A multi-methods protocol appraised morphine regulation, storage, prescribing, and consumption in three phases: key informant interviews throughout the opioid supply chain, and direct observation and audit of clinical practice.
Regulation had achieved its goal of preventing misuse and leakage from the supply chain. However, the Government felt that relaxation of regulation was now appropriate. Confusion and complexity in storage and authorisation rules led to discontinuation of opioid pain management at the patient level and also wasted service time in trying to obtain supplies to which they were entitled. Continued neglect to prescribe among clinicians and public fear of opioids led to under prescribing, and clinical skills showed some evidence of need for improvement with respect to physical assessment and follow-up.

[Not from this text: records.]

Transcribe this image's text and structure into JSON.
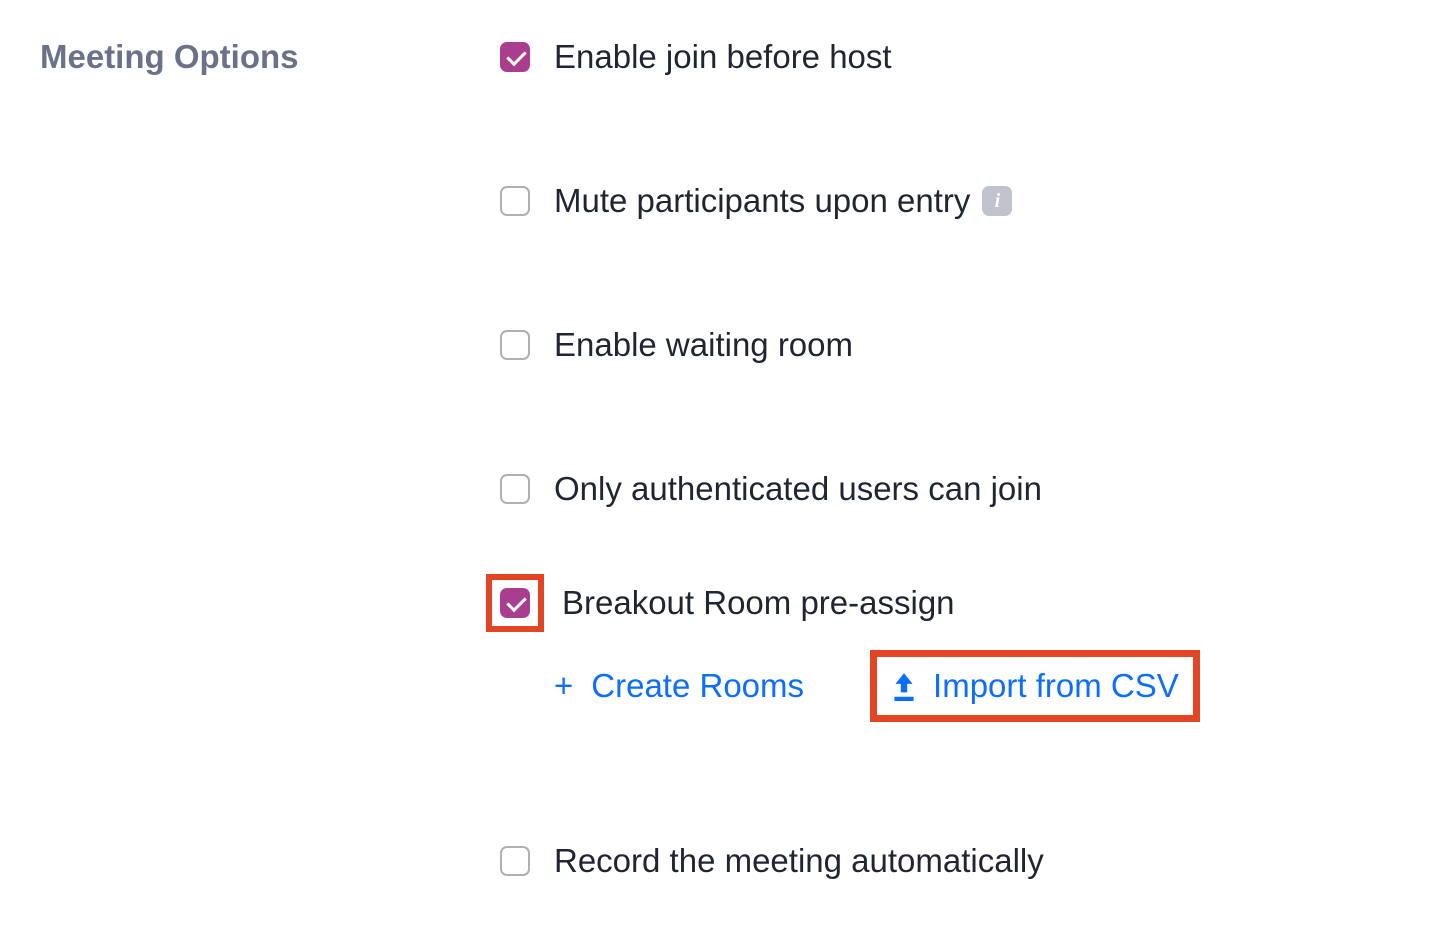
{
  "section_title": "Meeting Options",
  "options": {
    "enable_join_before_host": {
      "label": "Enable join before host",
      "checked": true
    },
    "mute_participants": {
      "label": "Mute participants upon entry",
      "checked": false
    },
    "enable_waiting_room": {
      "label": "Enable waiting room",
      "checked": false
    },
    "only_authenticated": {
      "label": "Only authenticated users can join",
      "checked": false
    },
    "breakout_preassign": {
      "label": "Breakout Room pre-assign",
      "checked": true
    },
    "record_automatically": {
      "label": "Record the meeting automatically",
      "checked": false
    }
  },
  "sub_actions": {
    "create_rooms": "Create Rooms",
    "import_csv": "Import from CSV"
  },
  "colors": {
    "accent": "#a93e8e",
    "link": "#0d6efd",
    "highlight": "#e34424",
    "title": "#6b7189"
  }
}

The Ugandan programme offers a successful model for both advocacy and Governmental support in achieving opioid roll-out across health districts. Despite initial concerns, abuse of opioids has not been evident. Further work is required to ensure that available supplies of opioids are prescribed to those in need, and that clinical standards are met. However, the programme for roll-out has proved a useful model to expand opioid availability as the first step in improving patient care, and may prove a useful template for other Sub-Saharan African countries.